As a general rule, the determination of negligence is the province of the trier of fact. Exchange Bank & Trust Co. v. Kidwell Construction Co., 463 S.W.2d 465 (Tex.Civ.App.Tyler), writ ref'd n. r. e. per curiam, 472 S.W.2d 117 (Tex.1971). In determining whether there was any evidence of probative force to sustain the trial judge's finding, the court of civil appeals was required to consider only that evidence favorable to the finding and the judgment rendered thereon and to disregard all evidence to the contrary. The judgment of a trial court will not be set aside if there is any evidence of a probative nature to support it, and a court of civil appeals cannot substitute its findings of fact for those of the trial court if there is any evidence in the record to sustain the trial court's findings. Cavanaugh v. Davis, 149 Tex. 573, 235 S.W.2d 972 (Tex.1951).

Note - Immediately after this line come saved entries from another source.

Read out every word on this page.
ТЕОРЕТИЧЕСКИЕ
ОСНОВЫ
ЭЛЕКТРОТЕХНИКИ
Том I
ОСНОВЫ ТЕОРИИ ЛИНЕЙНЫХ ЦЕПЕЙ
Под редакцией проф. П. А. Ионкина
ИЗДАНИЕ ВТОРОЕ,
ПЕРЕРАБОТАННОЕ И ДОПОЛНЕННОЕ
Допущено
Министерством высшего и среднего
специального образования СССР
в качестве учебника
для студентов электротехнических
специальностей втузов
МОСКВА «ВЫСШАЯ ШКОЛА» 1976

When viewed in the light most favorable to the trial court's judgment, we *610 think there is at least some evidence of probative force to support the trial court's finding. At most, the evidence is conflicting. Under such circumstances, the trial court's finding is binding on the court of civil appeals. It is our opinion that the nature of the evidence introduced at trial was such that reasonable minds might differ as to whether Nora Ray was negligent under the circumstances. The court of civil appeals, therefore, erred in reversing the judgment of the trial court and rendering judgment that Nora Ray was negligent as a matter of law. Because of this determination, we do not reach the causation issue.
The judgment of the court of civil appeals is reversed and that of the trial court is affirmed.

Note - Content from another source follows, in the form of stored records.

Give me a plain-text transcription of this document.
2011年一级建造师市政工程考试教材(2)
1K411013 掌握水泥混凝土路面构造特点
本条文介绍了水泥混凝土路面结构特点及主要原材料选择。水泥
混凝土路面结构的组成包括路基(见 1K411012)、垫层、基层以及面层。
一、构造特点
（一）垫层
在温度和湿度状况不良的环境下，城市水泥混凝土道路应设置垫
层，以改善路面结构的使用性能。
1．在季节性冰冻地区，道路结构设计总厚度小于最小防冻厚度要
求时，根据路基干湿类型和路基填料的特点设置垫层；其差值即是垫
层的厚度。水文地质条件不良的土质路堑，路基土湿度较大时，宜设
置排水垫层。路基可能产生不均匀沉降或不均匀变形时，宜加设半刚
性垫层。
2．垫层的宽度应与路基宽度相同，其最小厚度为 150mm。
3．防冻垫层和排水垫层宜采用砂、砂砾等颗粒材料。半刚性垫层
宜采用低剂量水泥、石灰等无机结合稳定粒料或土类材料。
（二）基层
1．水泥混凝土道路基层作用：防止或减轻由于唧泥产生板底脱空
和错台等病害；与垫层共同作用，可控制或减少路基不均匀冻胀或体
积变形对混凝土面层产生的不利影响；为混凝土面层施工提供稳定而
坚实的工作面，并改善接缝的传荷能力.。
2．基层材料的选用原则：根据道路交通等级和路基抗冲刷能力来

Dissenting opinion by DENTON, J.
CAMPBELL and SPEARS, JJ., not sitting.
DENTON, Justice, dissenting.
I respectfully dissent. I agree with the Court of Civil Appeals.NOTES
 Although this finding appears among the conclusions of law, the designation is not controlling and we may treat it as a finding of fact. McAshan v. Cavitt, 149 Tex. 147, 229 S.W.2d 1016 (1950).

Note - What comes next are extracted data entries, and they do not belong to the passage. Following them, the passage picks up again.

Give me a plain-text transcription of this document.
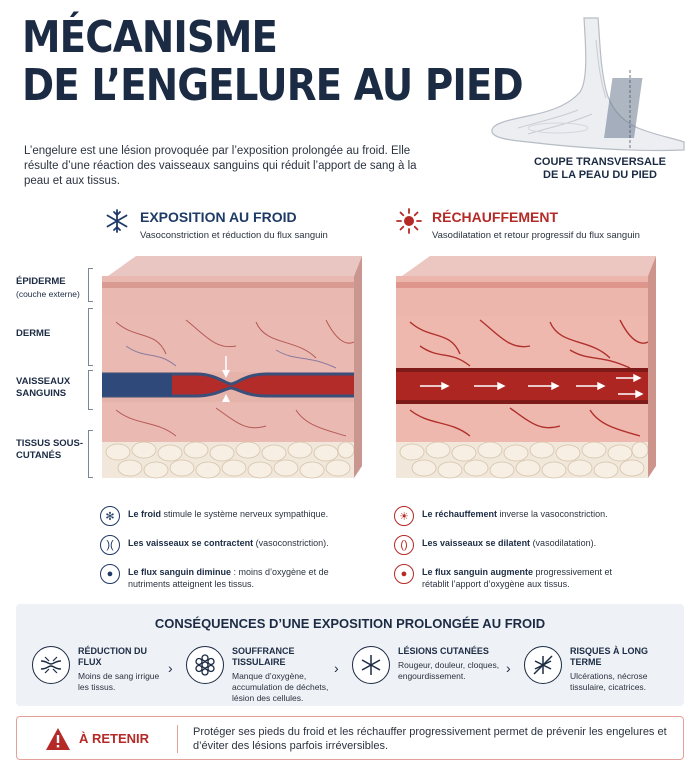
MÉCANISME
DE L’ENGELURE AU PIED

L’engelure est une lésion provoquée par l’exposition prolongée au froid. Elle résulte d’une réaction des vaisseaux sanguins qui réduit l’apport de sang à la peau et aux tissus.

COUPE TRANSVERSALE
DE LA PEAU DU PIED
EXPOSITION AU FROID
Vasoconstriction et réduction du flux sanguin
RÉCHAUFFEMENT
Vasodilatation et retour progressif du flux sanguin
ÉPIDERME
(couche externe)
DERME
VAISSEAUX SANGUINS
TISSUS SOUS-CUTANÉS
✻	Le froid stimule le système nerveux sympathique.
)(	Les vaisseaux se contractent (vasoconstriction).
●	Le flux sanguin diminue : moins d’oxygène et de nutriments atteignent les tissus.
☀	Le réchauffement inverse la vasoconstriction.
()	Les vaisseaux se dilatent (vasodilatation).
●	Le flux sanguin augmente progressivement et rétablit l’apport d’oxygène aux tissus.
CONSÉQUENCES D’UNE EXPOSITION PROLONGÉE AU FROID
RÉDUCTION DU FLUX
Moins de sang irrigue les tissus.
›
SOUFFRANCE TISSULAIRE
Manque d’oxygène, accumulation de déchets, lésion des cellules.
›
LÉSIONS CUTANÉES
Rougeur, douleur, cloques, engourdissement.	›
RISQUES À LONG TERME
Ulcérations, nécrose tissulaire, cicatrices.
À RETENIR	Protéger ses pieds du froid et les réchauffer progressivement permet de prévenir les engelures et d’éviter des lésions parfois irréversibles.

 § 4.401. When Bank May Charge Customer's Account
(a) As against its customer, a bank may charge against his account any item which is otherwise properly payable from that account even though the charge creates an overdraft.
(b) A bank which in good faith makes payment to a holder may charge the indicated account of its customer according to
(1) the original tenor of his altered item; or
(2) the tenor of his completed item, even though the bank knows the item has been completed unless the bank has notice that the completion was improper.
Tex.Bus. & Com.Code Ann. § 4.401 (Tex.UCC).
 § 3.407. Alteration
(a) Any alteration of an instrument is material which changes the contract of any party thereto in any respect, including any such change in
(1) the number or relations of the parties; or
(2) an incomplete instrument, by completing it otherwise than as authorized; or
(3) the writing as signed, by adding to it or by removing any part of it.
Tex.Bus. & Com.Code Ann. § 3.407 (Tex.UCC).
 § 3.406. Negligence Contributing to Alteration or Unauthorized Signature
Any person who by his negligence substantially contributes to a material alteration of the instrument or to the making of an unauthorized signature is precluded from asserting the alteration or lack of authority against a holder in due course or against a drawee or other payor who pays the instrument in good faith and in accordance with the reasonable commercial standards of the drawee's or payor's business. Tex.Bus. & Com.Code Ann. § 3.406 (Tex.UCC).